If you can’t give up the natural beauty of marble, or the durability of quartz, then quartzite might be the answer. Quartzite is a natural stone with beautiful veining similar to marble. Moreover, it’s tougher than granite! It is also heat resistant, and when adequately sealed and treated, it is reasonably resistant to staining. However, it can be scratched, so always use a cutting board when possible.


  • Beautiful natural stone, with veining similar to marble
  • More durable than granite!
  • Easy to clean when properly sealed
  • Heat resistant


  • Still vulnerable to scratches
  • Can be susceptible to stains if not sealed properly.

Bottom Line?

Choose the material that best suits your household’s needs.
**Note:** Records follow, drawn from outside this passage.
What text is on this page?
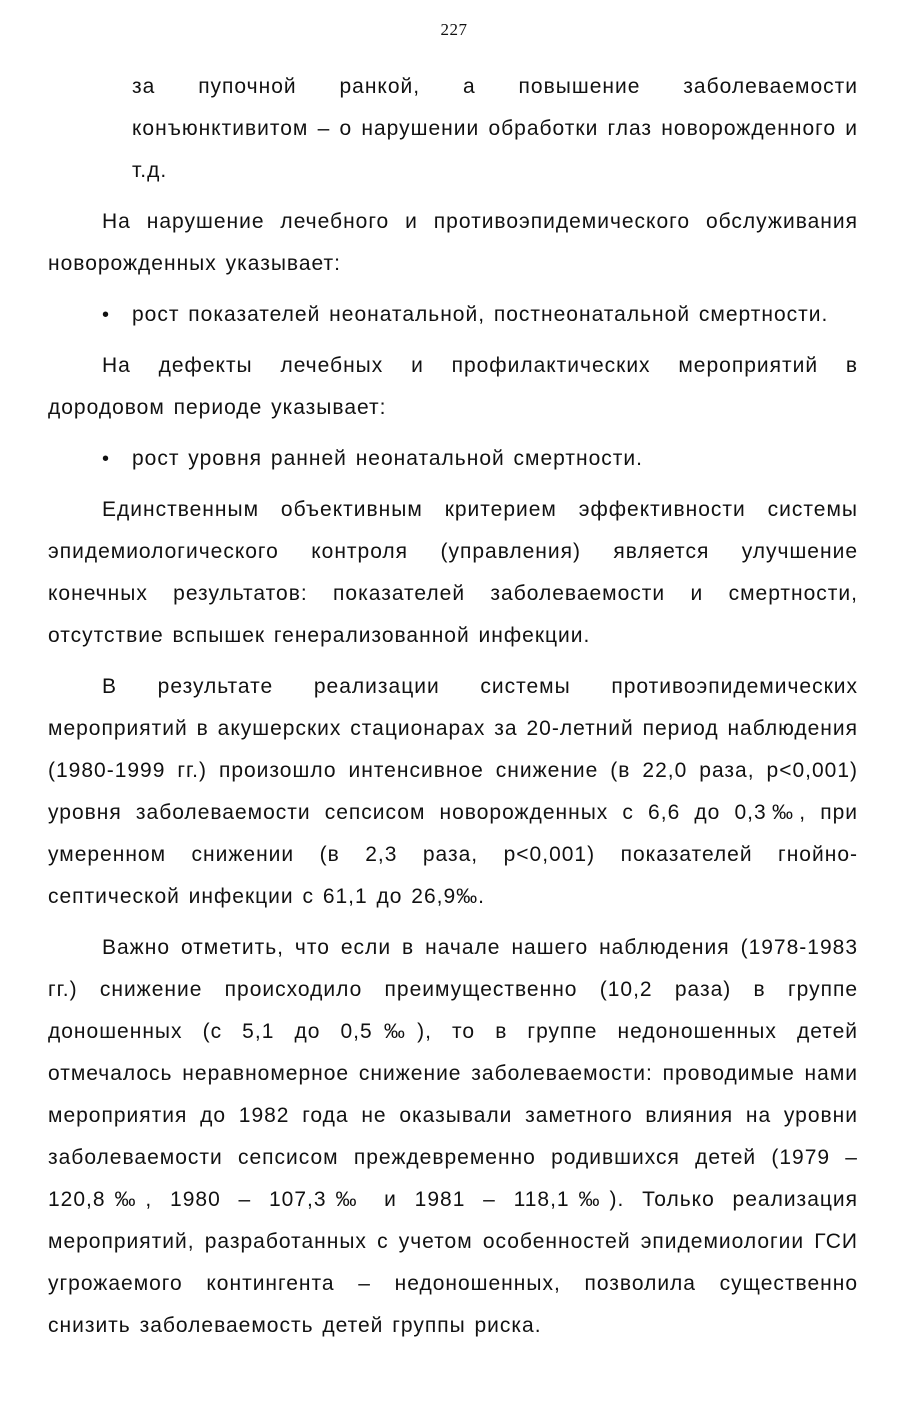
227

за пупочной ранкой, а повышение заболеваемости конъюнктивитом – о нарушении обработки глаз новорожденного и т.д.

На нарушение лечебного и противоэпидемического обслуживания новорожденных указывает:

• рост показателей неонатальной, постнеонатальной смертности.

На дефекты лечебных и профилактических мероприятий в дородовом периоде указывает:

• рост уровня ранней неонатальной смертности.

Единственным объективным критерием эффективности системы эпидемиологического контроля (управления) является улучшение конечных результатов: показателей заболеваемости и смертности, отсутствие вспышек генерализованной инфекции.

В результате реализации системы противоэпидемических мероприятий в акушерских стационарах за 20-летний период наблюдения (1980-1999 гг.) произошло интенсивное снижение (в 22,0 раза, p<0,001) уровня заболеваемости сепсисом новорожденных с 6,6 до 0,3‰, при умеренном снижении (в 2,3 раза, p<0,001) показателей гнойно-септической инфекции с 61,1 до 26,9‰.

Важно отметить, что если в начале нашего наблюдения (1978-1983 гг.) снижение происходило преимущественно (10,2 раза) в группе доношенных (с 5,1 до 0,5‰), то в группе недоношенных детей отмечалось неравномерное снижение заболеваемости: проводимые нами мероприятия до 1982 года не оказывали заметного влияния на уровни заболеваемости сепсисом преждевременно родившихся детей (1979 – 120,8‰, 1980 – 107,3‰ и 1981 – 118,1‰). Только реализация мероприятий, разработанных с учетом особенностей эпидемиологии ГСИ угрожаемого контингента – недоношенных, позволила существенно снизить заболеваемость детей группы риска.
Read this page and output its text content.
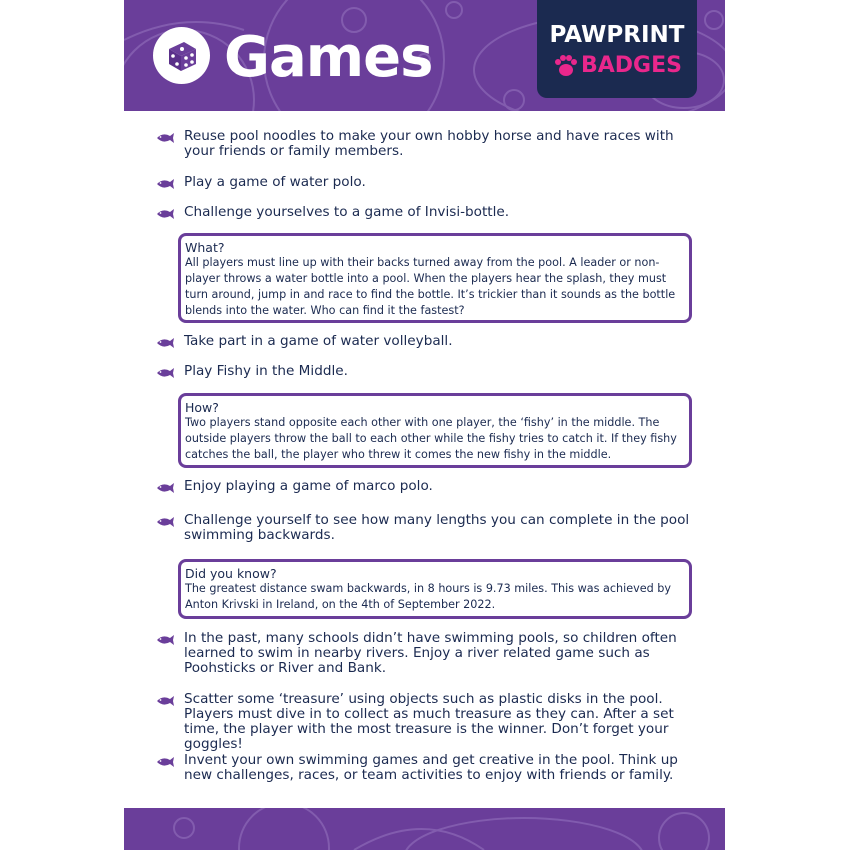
Games	PAWPRINT
BADGES
Reuse pool noodles to make your own hobby horse and have races with your friends or family members.
Play a game of water polo.
Challenge yourselves to a game of Invisi-bottle.
What?
All players must line up with their backs turned away from the pool. A leader or non-player throws a water bottle into a pool. When the players hear the splash, they must turn around, jump in and race to find the bottle. It’s trickier than it sounds as the bottle blends into the water. Who can find it the fastest?
Take part in a game of water volleyball.
Play Fishy in the Middle.
How?
Two players stand opposite each other with one player, the ‘fishy’ in the middle. The outside players throw the ball to each other while the fishy tries to catch it. If they fishy catches the ball, the player who threw it comes the new fishy in the middle.
Enjoy playing a game of marco polo.
Challenge yourself to see how many lengths you can complete in the pool swimming backwards.
Did you know?
The greatest distance swam backwards, in 8 hours is 9.73 miles. This was achieved by Anton Krivski in Ireland, on the 4th of September 2022.
In the past, many schools didn’t have swimming pools, so children often learned to swim in nearby rivers. Enjoy a river related game such as Poohsticks or River and Bank.
Scatter some ‘treasure’ using objects such as plastic disks in the pool. Players must dive in to collect as much treasure as they can. After a set time, the player with the most treasure is the winner. Don’t forget your goggles!
Invent your own swimming games and get creative in the pool. Think up new challenges, races, or team activities to enjoy with friends or family.
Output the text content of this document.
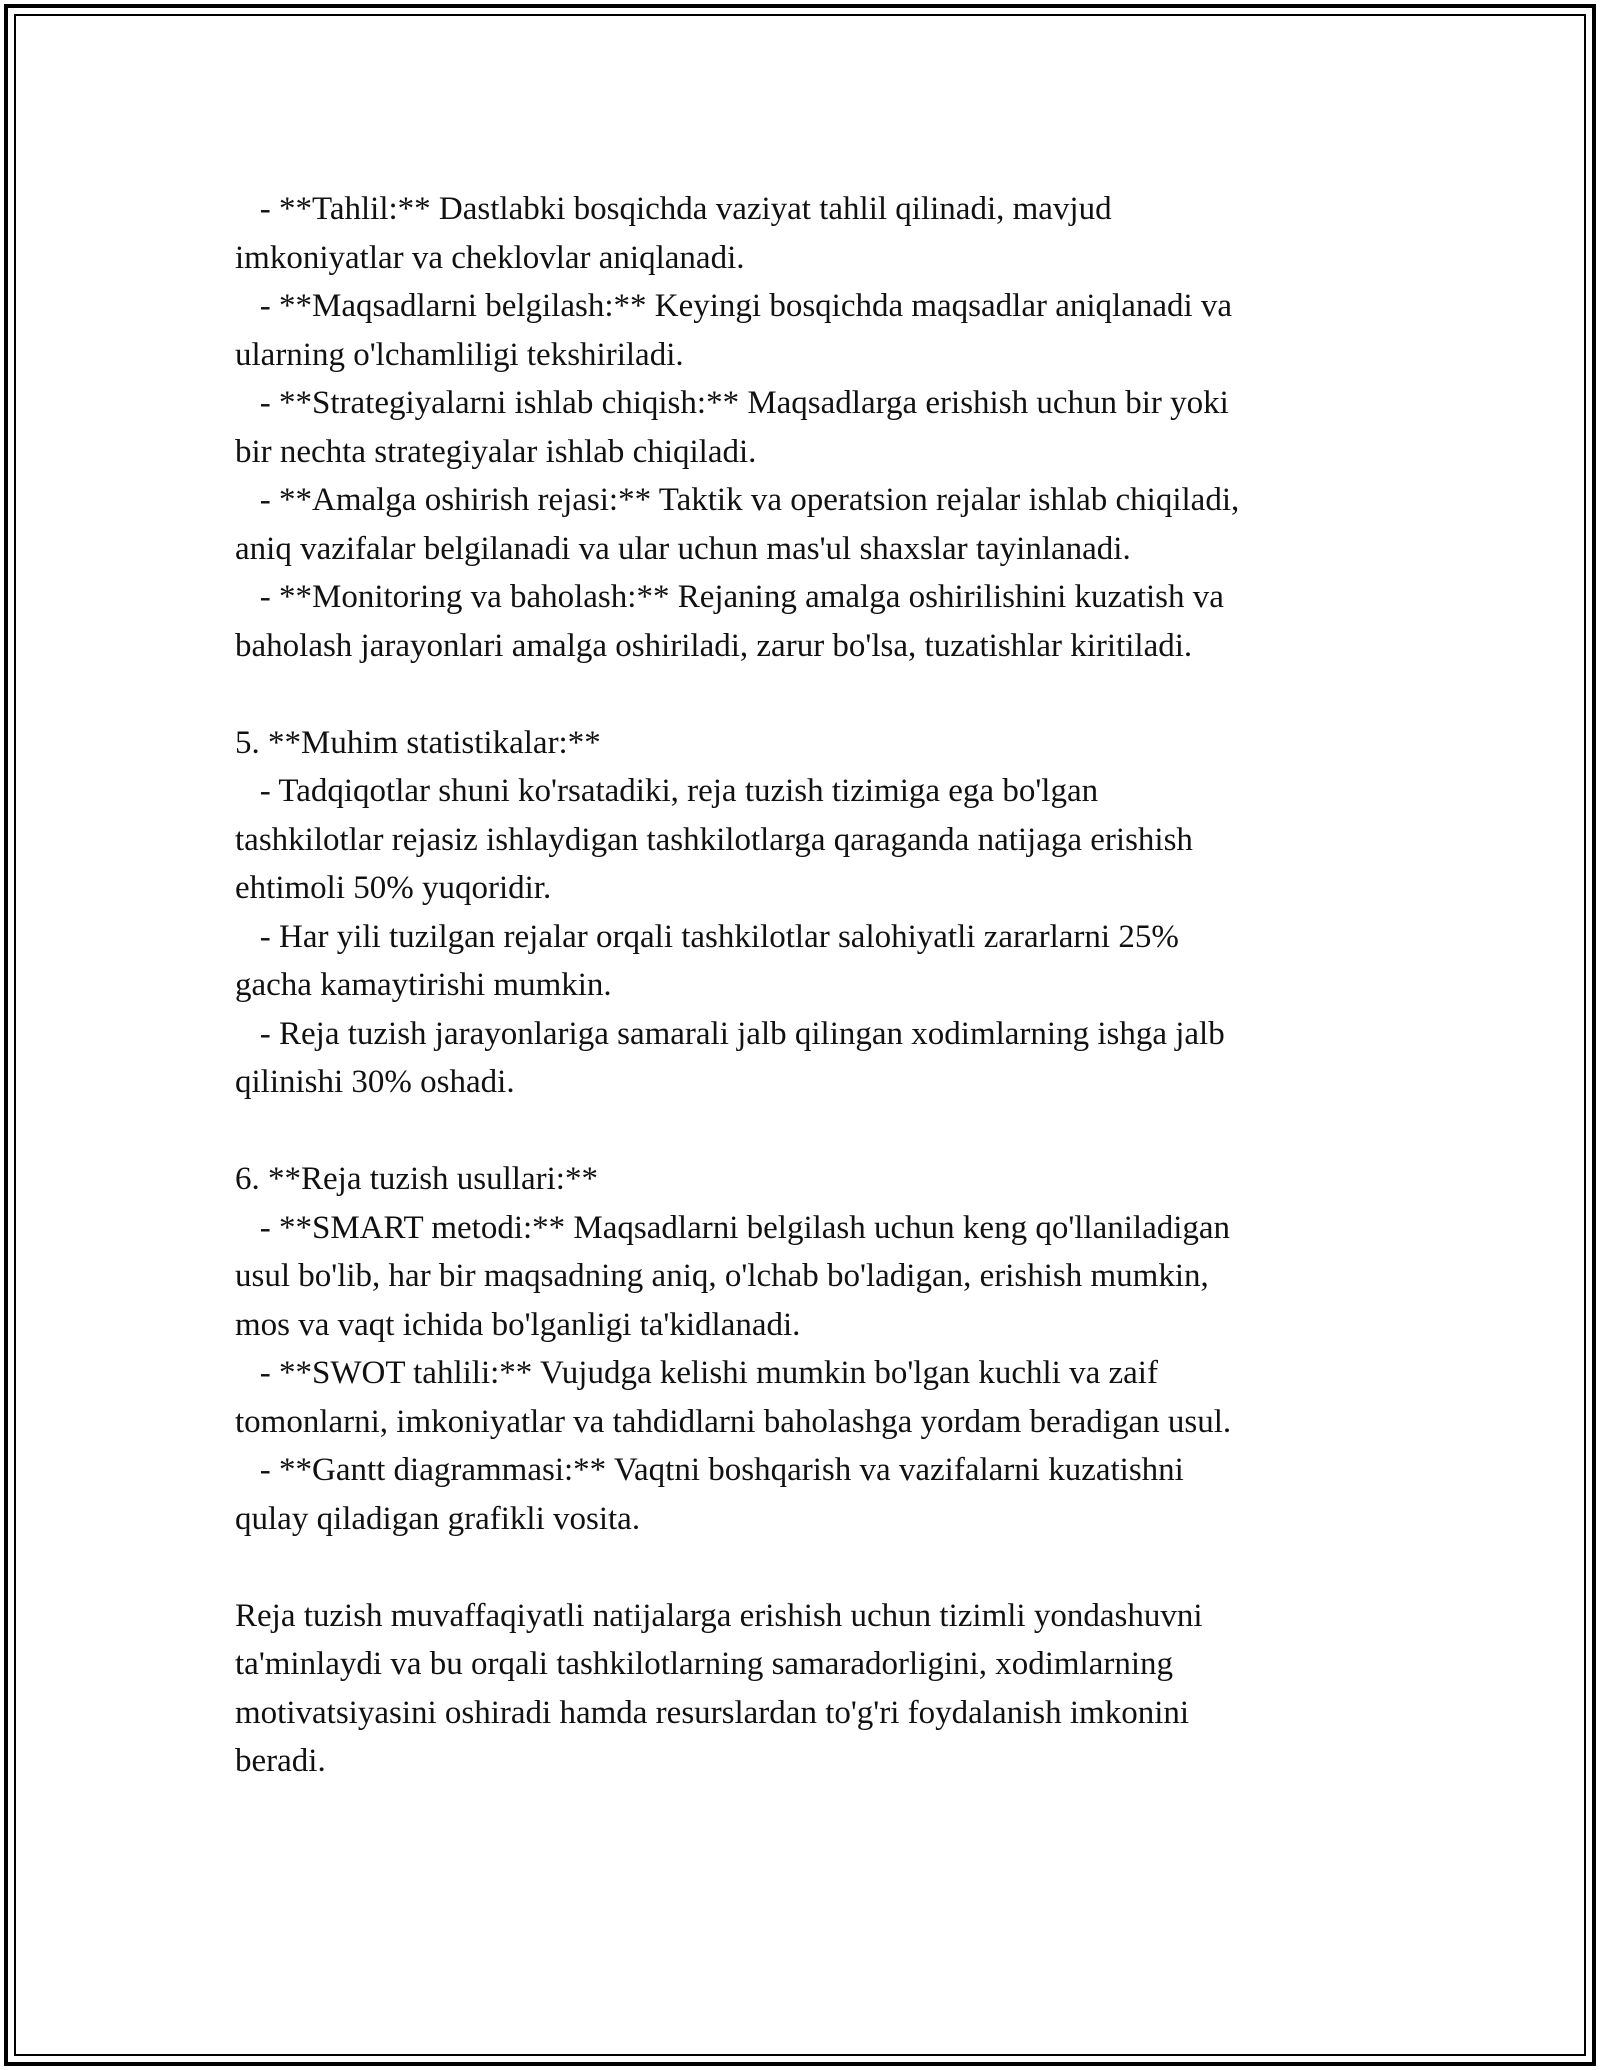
- **Tahlil:** Dastlabki bosqichda vaziyat tahlil qilinadi, mavjud
imkoniyatlar va cheklovlar aniqlanadi.
- **Maqsadlarni belgilash:** Keyingi bosqichda maqsadlar aniqlanadi va
ularning o'lchamliligi tekshiriladi.
- **Strategiyalarni ishlab chiqish:** Maqsadlarga erishish uchun bir yoki
bir nechta strategiyalar ishlab chiqiladi.
- **Amalga oshirish rejasi:** Taktik va operatsion rejalar ishlab chiqiladi,
aniq vazifalar belgilanadi va ular uchun mas'ul shaxslar tayinlanadi.
- **Monitoring va baholash:** Rejaning amalga oshirilishini kuzatish va
baholash jarayonlari amalga oshiriladi, zarur bo'lsa, tuzatishlar kiritiladi.
5. **Muhim statistikalar:**
- Tadqiqotlar shuni ko'rsatadiki, reja tuzish tizimiga ega bo'lgan
tashkilotlar rejasiz ishlaydigan tashkilotlarga qaraganda natijaga erishish
ehtimoli 50% yuqoridir.
- Har yili tuzilgan rejalar orqali tashkilotlar salohiyatli zararlarni 25%
gacha kamaytirishi mumkin.
- Reja tuzish jarayonlariga samarali jalb qilingan xodimlarning ishga jalb
qilinishi 30% oshadi.
6. **Reja tuzish usullari:**
- **SMART metodi:** Maqsadlarni belgilash uchun keng qo'llaniladigan
usul bo'lib, har bir maqsadning aniq, o'lchab bo'ladigan, erishish mumkin,
mos va vaqt ichida bo'lganligi ta'kidlanadi.
- **SWOT tahlili:** Vujudga kelishi mumkin bo'lgan kuchli va zaif
tomonlarni, imkoniyatlar va tahdidlarni baholashga yordam beradigan usul.
- **Gantt diagrammasi:** Vaqtni boshqarish va vazifalarni kuzatishni
qulay qiladigan grafikli vosita.
Reja tuzish muvaffaqiyatli natijalarga erishish uchun tizimli yondashuvni
ta'minlaydi va bu orqali tashkilotlarning samaradorligini, xodimlarning
motivatsiyasini oshiradi hamda resurslardan to'g'ri foydalanish imkonini
beradi.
If your top priority is aesthetics, then marble is the way to go. Like a variety of patterns and colors and easy clean-up? Then quartz is for you. Pick quartzite if you refuse to compromise beauty or brawn. It’s also good to keep in mind that all three materials are available polished (glossy) or honed (matte), so consider which look best fits your aesthetic. Overall, pay attention to how you use a space; this will reveal the material that is right for you.